Por Marta Burguet Arfelis
Doctora en pedagogía
Barcelona, septiembre 2013
Foto: patatabrava.com
A menudo, al explicar en el aula la experiencia del pedagogo de Summerhill, Nelly, termino la clase con la pregunta: «¿Qué harías si te dijeran que hoy es el último día de tu vida?». Cuando planteo esta pregunta, planea aquel deseado y tan poco frecuente silencio entre los cerca de setenta estudiantes que quieren formarse como maestros.
En esta asignatura les presentamos los pedagogos del último siglo XXI, invitando a conocer los estilos pedagógicos que impulsaron y que a menudo fueron innovadores en su contexto histórico. Si unos priorizan educar a través del juego, otros apuestan por el desarrollo de la creatividad infantil, y Neill hace una clara opción –bastante comprometida– de educar en plena libertad y autonomía a las palabras. Tanto es así que en su entorno de Summerhill ningún niño/a no está obligado a asistir a clase, todos tienen el mismo derecho y deber de participar en las decisiones escolares con el peso de su voto, idéntico al de cualquier profesor y del mismo director del centro. Neill explica que lo hace para educar personas felices, que esto se convierte en el último objetivo de su proyecto educativo, convencido como está que quien es feliz aprende aquello que desea con entusiasmo y de manera natural, sin forzar ningún proceso.
Este es el motivo de la pregunta inicial al acabar de presentar el pedagogo de Summerhill, pregunta que deja a los futuros maestros impresionados y, a veces, sacudidos. La idea es invitarles a pensar qué respondería un alumno formado en Summerhill: «haría lo mismo que hago cada día».

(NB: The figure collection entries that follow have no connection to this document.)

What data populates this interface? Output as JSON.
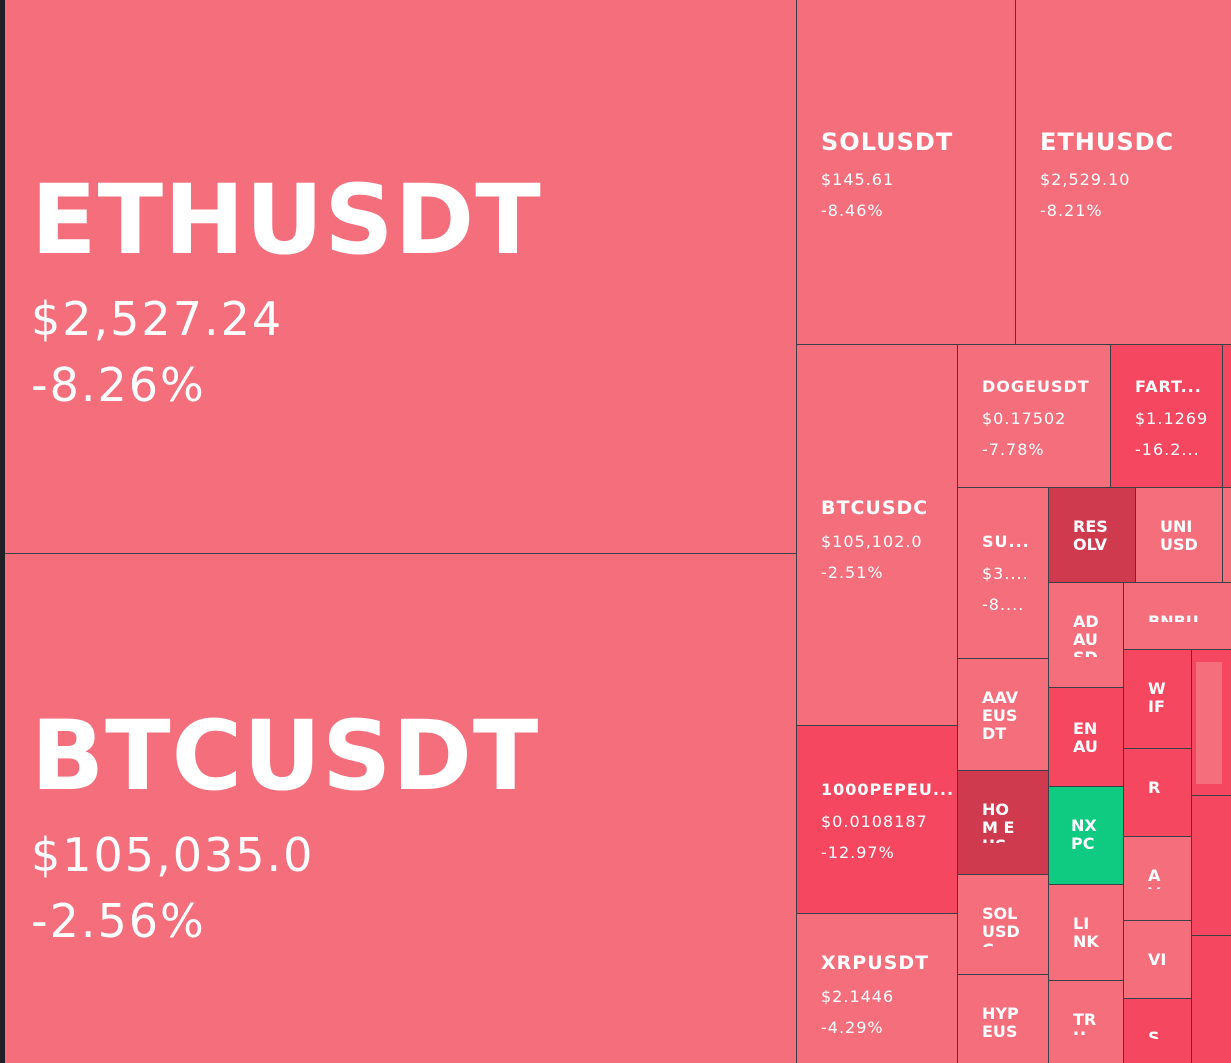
{
  "tiles": {
    "ethusdt": {
      "symbol": "ETHUSDT",
      "price": "$2,527.24",
      "change": "-8.26%"
    },
    "btcusdt": {
      "symbol": "BTCUSDT",
      "price": "$105,035.0",
      "change": "-2.56%"
    },
    "solusdt": {
      "symbol": "SOLUSDT",
      "price": "$145.61",
      "change": "-8.46%"
    },
    "ethusdc": {
      "symbol": "ETHUSDC",
      "price": "$2,529.10",
      "change": "-8.21%"
    },
    "btcusdc": {
      "symbol": "BTCUSDC",
      "price": "$105,102.0",
      "change": "-2.51%"
    },
    "dogeusdt": {
      "symbol": "DOGEUSDT",
      "price": "$0.17502",
      "change": "-7.78%"
    },
    "fart": {
      "symbol": "FART...",
      "price": "$1.1269",
      "change": "-16.2..."
    },
    "su": {
      "symbol": "SU...",
      "price": "$3....",
      "change": "-8...."
    },
    "resolv": {
      "symbol": "RES OLV"
    },
    "uniusd": {
      "symbol": "UNI USD"
    },
    "adausd": {
      "symbol": "AD AU SD"
    },
    "bnbu": {
      "symbol": "BNBU"
    },
    "aaveusdt": {
      "symbol": "AAV EUS DT"
    },
    "wif": {
      "symbol": "W IF"
    },
    "enau": {
      "symbol": "EN AU"
    },
    "pepe": {
      "symbol": "1000PEPEU...",
      "price": "$0.0108187",
      "change": "-12.97%"
    },
    "home": {
      "symbol": "HOM EUS DT"
    },
    "rv": {
      "symbol": "R V"
    },
    "nxpc": {
      "symbol": "NX PC"
    },
    "av": {
      "symbol": "A V"
    },
    "solusd": {
      "symbol": "SOL USD C"
    },
    "link": {
      "symbol": "LI NK"
    },
    "xrpusdt": {
      "symbol": "XRPUSDT",
      "price": "$2.1446",
      "change": "-4.29%"
    },
    "vi": {
      "symbol": "VI"
    },
    "hype": {
      "symbol": "HYP EUS"
    },
    "tru": {
      "symbol": "TR U"
    },
    "s": {
      "symbol": "S"
    }
  },
  "colors": {
    "down_light": "#f56e7c",
    "down": "#f5475f",
    "down_strong": "#cf3a4f",
    "up": "#0ecb81",
    "background": "#1e2026"
  }
}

Detrás de esta afirmación hay personas reconciliadas con su propia vida, sedientas en sus anhelos y deseos, serenas y en paz con lo que han vivido, con las personas con las que han compartido, con los sobresaltos que las han herido, con los callejones sin salida que han provocado, y con el padre y madre que les han engendrado.
Seguro que poder decir que «haría lo mismo que hago cada día» al saber que transcurren las últimas horas de la vida, podría sintonizar perfectamente con la expresión «Me gusta la vida que me ha tocado», parafraseando el título del reciente libro de la psicóloga Carmen Thió, «Me gusta la familia que me ha tocado» (Eumo, 2013).
Ésta poco frecuente expresión de conformidad plausible, agradable, respecto de la propia existencia y todo lo que conlleva, puede hacer pensar en una conformidad y aceptación resignada y nada estimulante. Muy lejos de esta apreciación, la agradabilidad, la complacencia respecto al propio vivir no sale de los que tienen muchos motivos para estar en paz con la vida, no sale de una vida fácil y libre de adversidades, sino fruto de un trabajado regateo con la misma vida, regateo del que se puede salir vencedor, no sin heridas, pero sí vividas éstas más como oportunidades para fortalecerse, que no para endurecerse. Porque del mosaico gaudiniano nadie niega la belleza. ¿Quién puede, pues, arriesgarse a poner de manifiesto fealdades en una vida desgarrada?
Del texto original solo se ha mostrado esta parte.